Ahmed Naim Bey “İslam'da Da'vây-i Kavmiyet” isimli eserinde,
kişinin, mensup olduğu ırkı, soyu, kavmi, kabileyi merkeze alarak
bir ideoloji oluşturmasının, İslam birliği ve kardeşliği yerine
soy/ırk birliği ve kardeşliğini koymasının İslam'daki yerini
anlatıyor. Kendisi bu tartışmaya Meşrutiyet'in ilk ayında İttifak
gazetesiyle ve Arab kardeşlere hitaben yazdığı iki makale ile
girdiğini, Sebîlürreşad dergisinin 212. sayısında “Türkçülere karşı
açılan dindarca mücahedeye” de katıldığını ifade ettikten sonra
şöyle devam ediyor (sadeleştirerek özetliyorum):
Bizim davamız şudur: Etnik aidiyet davası/ideolojisi, Musa Kâzım
Efendi'nin buyurdukları gibi dinin kınadığı ve reddettiği, İslam
öncesine (Cahiliye devrine) ait bir davadır. İslam'ın ayakta
kalması ve devam etmesine, müslümanların refah ve saadetine büyük
bir darbedir.

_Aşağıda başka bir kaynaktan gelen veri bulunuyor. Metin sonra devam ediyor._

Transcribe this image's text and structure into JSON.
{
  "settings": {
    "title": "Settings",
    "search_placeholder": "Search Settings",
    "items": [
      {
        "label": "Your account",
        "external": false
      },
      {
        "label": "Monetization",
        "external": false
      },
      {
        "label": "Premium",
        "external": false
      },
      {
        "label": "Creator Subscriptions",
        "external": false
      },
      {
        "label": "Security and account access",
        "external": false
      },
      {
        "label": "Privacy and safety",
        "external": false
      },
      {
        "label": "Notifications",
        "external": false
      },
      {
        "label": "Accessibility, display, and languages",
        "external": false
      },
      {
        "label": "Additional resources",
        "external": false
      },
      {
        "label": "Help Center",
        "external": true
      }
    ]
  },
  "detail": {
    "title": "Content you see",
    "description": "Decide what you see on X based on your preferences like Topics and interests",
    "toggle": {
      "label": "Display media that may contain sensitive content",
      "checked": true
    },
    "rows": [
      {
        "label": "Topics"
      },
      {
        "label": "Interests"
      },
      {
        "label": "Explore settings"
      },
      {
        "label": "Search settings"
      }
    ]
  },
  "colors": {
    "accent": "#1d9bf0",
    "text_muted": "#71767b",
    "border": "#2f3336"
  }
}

Özellikle İslam dünyasının büyük bir kısmı kafirlerin
eline geçmiş iken buradaki birkaç avuç Müslümanın “Ben Türküm, ben
Arabım, ben Kürdüm, ben Lazım, ben Çerkesim” gibi davalarla
birbirine karşı sevgi bağını zerre kadar gevşetmeleri -hele
düşmanımızın tecavüz ayakları kalbimizi çiğnediği bir sırada-
cinnettir; kavimcilik ve ırkçılık bayrağını ellerinde tutanların
aldığı manaca da vatanperverliğe aykırıdır. Din ve iman, akıl ve
iz'an dairesinden uzaklaşılsa bile kavim ve ırk mutluluğunun
aldatıcı serabı peşinde koşan Arnavut kardeşlerimizin başına gelen
büyük musibet bizim için ibret dersidir. “Aynı sebepler aynı
sonuçları doğurur” kaidesine göre bu yolda devam edilirse, İslam'ın
son sığınağı olan bu yurt da -Allah korusun!- kafirlerin yurdu
haline gelecektir.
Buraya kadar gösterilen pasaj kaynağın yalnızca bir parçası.